The government will just infiltrate and control that third party by funding it. "You want us to raise your rates the next round of appropriations, here is what we expect to get 'fact checked'".
> Why is the government well suited to declare what it and isn't misinformation though?
Presumably because much of the lies and disinformation going around involves them to start with. When some nutjob starts posting about something like millions of American citizens being locked up in FEMA camps, or claiming that a proposed healthcare bill calls for the formation of a government death panel any respectable fact checking org is going to end up asking the lawmakers and FEMA about it anyway so government certainly has a role here.
Ideally, each social media platform would have their own people catching and flagging the worst examples of disinformation and that might also involve enlisting the services of both governments and vetted independent third parties.

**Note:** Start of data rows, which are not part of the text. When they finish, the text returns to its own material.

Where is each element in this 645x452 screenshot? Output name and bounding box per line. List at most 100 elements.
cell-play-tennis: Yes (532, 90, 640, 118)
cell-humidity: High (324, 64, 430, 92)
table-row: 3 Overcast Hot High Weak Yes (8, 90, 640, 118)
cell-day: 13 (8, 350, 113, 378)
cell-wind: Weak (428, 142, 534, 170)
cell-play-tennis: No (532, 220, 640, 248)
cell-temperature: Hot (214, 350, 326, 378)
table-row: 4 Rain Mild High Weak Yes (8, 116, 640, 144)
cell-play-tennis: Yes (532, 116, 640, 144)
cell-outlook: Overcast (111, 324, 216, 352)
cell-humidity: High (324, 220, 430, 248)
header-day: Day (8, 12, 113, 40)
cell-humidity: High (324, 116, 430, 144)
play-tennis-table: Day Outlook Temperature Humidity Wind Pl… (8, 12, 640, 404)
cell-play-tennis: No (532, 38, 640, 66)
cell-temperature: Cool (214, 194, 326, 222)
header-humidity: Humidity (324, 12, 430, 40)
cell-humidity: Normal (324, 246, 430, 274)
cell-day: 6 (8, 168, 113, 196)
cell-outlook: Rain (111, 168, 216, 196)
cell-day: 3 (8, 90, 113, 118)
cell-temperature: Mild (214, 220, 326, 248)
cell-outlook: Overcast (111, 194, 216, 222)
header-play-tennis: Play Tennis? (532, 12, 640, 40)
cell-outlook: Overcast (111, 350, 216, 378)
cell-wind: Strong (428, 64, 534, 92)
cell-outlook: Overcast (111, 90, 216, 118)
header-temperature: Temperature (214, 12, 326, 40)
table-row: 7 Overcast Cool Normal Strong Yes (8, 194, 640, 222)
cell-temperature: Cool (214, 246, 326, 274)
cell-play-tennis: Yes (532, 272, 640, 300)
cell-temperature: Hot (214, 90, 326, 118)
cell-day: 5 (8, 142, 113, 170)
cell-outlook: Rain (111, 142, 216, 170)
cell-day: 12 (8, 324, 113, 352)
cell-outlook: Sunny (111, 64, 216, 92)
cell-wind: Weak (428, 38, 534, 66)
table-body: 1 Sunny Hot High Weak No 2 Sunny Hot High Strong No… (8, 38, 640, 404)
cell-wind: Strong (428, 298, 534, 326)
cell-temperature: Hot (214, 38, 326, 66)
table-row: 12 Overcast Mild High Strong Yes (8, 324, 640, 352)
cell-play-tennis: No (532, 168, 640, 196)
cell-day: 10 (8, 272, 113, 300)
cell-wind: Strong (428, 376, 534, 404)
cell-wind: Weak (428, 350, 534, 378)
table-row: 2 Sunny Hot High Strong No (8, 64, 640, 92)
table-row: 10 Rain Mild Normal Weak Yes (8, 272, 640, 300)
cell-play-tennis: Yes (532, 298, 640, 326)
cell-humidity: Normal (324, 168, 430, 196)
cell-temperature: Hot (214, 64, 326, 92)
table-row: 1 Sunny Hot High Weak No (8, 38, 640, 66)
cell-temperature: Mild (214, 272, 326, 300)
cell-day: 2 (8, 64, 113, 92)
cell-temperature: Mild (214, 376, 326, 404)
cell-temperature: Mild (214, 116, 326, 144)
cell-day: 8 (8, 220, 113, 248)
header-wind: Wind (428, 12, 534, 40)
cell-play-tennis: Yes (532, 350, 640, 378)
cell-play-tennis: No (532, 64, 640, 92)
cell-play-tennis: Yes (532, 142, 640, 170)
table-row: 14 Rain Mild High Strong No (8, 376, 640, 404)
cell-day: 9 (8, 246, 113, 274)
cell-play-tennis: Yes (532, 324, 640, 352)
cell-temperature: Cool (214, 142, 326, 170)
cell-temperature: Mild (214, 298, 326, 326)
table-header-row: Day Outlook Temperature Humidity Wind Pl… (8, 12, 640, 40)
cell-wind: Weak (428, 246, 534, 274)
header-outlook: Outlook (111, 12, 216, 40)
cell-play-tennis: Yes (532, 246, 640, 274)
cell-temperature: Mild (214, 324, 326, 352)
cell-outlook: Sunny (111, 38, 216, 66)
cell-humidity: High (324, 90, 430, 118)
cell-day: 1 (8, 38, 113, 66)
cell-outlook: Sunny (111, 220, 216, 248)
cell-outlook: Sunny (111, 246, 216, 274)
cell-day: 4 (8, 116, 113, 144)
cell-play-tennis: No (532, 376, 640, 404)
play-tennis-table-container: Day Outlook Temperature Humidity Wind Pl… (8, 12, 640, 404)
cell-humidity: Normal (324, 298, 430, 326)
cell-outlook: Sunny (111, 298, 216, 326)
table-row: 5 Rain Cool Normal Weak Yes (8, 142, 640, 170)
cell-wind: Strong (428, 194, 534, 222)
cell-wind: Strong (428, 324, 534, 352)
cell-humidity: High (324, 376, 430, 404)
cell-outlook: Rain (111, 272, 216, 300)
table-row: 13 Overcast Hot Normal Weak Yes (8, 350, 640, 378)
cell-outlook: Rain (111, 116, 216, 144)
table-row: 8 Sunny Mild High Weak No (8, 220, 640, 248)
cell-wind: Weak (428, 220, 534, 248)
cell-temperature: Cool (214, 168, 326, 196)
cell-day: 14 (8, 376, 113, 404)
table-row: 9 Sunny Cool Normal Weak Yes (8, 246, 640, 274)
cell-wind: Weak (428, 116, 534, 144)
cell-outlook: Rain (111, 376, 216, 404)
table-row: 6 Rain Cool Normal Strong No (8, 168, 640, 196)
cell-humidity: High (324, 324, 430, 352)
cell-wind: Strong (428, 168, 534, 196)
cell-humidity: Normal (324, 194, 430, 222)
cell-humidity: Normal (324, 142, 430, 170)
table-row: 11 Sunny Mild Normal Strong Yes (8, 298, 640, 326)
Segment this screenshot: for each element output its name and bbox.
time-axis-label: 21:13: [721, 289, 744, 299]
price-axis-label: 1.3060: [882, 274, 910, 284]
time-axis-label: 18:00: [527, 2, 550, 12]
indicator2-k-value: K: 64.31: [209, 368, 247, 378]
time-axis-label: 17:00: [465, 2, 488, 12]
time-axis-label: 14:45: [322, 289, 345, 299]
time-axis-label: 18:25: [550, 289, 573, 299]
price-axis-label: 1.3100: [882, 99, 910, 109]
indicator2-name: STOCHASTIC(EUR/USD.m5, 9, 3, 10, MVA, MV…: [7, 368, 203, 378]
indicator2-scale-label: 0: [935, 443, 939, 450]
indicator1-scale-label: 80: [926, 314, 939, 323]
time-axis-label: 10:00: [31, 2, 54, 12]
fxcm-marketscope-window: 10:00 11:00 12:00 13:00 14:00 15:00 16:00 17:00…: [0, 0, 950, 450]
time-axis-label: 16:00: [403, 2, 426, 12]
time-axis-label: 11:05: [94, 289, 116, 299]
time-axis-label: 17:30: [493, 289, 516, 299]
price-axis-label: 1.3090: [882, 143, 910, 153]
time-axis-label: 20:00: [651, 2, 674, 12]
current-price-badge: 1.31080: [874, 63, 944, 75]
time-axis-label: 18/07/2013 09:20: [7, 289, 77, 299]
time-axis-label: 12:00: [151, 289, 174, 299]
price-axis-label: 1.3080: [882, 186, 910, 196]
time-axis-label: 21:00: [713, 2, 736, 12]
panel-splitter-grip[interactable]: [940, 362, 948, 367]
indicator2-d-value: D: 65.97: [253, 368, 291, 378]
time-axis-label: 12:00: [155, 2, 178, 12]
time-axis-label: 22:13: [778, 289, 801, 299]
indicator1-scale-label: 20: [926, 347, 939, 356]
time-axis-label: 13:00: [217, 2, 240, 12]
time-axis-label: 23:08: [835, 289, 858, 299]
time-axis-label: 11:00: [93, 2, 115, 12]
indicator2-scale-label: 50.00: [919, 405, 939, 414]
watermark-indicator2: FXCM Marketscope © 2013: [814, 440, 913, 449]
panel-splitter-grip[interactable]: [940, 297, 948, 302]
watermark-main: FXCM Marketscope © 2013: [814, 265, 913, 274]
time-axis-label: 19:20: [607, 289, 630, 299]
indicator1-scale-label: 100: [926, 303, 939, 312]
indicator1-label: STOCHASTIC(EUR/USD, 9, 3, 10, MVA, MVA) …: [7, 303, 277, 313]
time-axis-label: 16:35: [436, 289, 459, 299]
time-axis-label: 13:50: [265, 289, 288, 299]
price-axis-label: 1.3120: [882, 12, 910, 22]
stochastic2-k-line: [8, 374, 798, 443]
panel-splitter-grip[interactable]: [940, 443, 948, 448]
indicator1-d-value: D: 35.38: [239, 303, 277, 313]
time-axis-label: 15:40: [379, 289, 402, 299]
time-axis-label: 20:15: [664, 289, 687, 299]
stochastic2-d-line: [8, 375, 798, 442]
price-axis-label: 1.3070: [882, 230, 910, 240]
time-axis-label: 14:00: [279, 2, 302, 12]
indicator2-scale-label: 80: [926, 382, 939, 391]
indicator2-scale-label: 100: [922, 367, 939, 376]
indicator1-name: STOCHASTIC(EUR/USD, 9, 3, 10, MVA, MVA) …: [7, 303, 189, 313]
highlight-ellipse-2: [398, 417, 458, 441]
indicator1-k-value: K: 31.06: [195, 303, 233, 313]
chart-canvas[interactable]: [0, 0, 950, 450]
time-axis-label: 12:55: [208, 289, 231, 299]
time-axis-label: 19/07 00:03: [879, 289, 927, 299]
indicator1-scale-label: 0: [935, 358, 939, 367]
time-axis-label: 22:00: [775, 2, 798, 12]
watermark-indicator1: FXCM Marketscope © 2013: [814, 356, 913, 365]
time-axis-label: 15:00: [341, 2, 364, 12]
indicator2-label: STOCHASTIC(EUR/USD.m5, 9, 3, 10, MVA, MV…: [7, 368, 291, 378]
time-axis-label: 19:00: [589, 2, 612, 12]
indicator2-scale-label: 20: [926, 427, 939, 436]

In my limited experience on social media where I don't see any official flags for misinformation I've seen plenty of cases where it's other users stepping in and correcting outright lies and common misconceptions complete with sources. That probably works better in some spaces than others though.
That doesn't really work, though. You picked some examples of obviously-false things that someone might say about the US government (one would hope, at least), and, sure, the US government is in a decent position to refute those claims.
But let's take something we now know to be true: the NSA collecting data on US citizens. Pre-Snowden, someone could post something asserting that the NSA is spying on us. The government, being the hypothetical arbiter of what is and isn't misinformation, would of course immediately label that as misinformation.
You can't trust the government to be honest here. Sometimes they will even lie for fairly good reasons. But I don't want them marking things as misinformation (or, worse, suppressing such information) when it's true. And they certainly will do that, sometimes.
That's why misinformation labels aren't really a problem. If Snowden posts that they NSA is spying the government could flag the claim as misinformation, but flagging Snowden's post doesn't make it go away and Snowden came with evidence which the public could review. Once the public saw that spying was happening, they'd know the government lied and the next time they saw something flagged by the government as misinformation they'd be less willing to assume that to be accurate, and eventually might even start to assume that things flagged as "disinformation" by the government we're more likely to be true than not.
As long as the fact checking is transparent, there will be an incentive for the fact checker to stay honest and when they fail we should adjust our understanding of what the flag actually means.
I've gone through that already with popular fact checkers like snopes. I still consider it to be a valuable resource, but I've become aware that they allow bias to influence their findings and that they can't be trusted blindly. Really no one source should be blindly trusted and that's something we should be trying to let people know, but warning labels can still be helpful and also revealing about how adversarial our government has become. A government that can't be trusted not to repeatedly mislead the public is one that should be voted out and replaced.
Shouldn't we farm that out to a third party?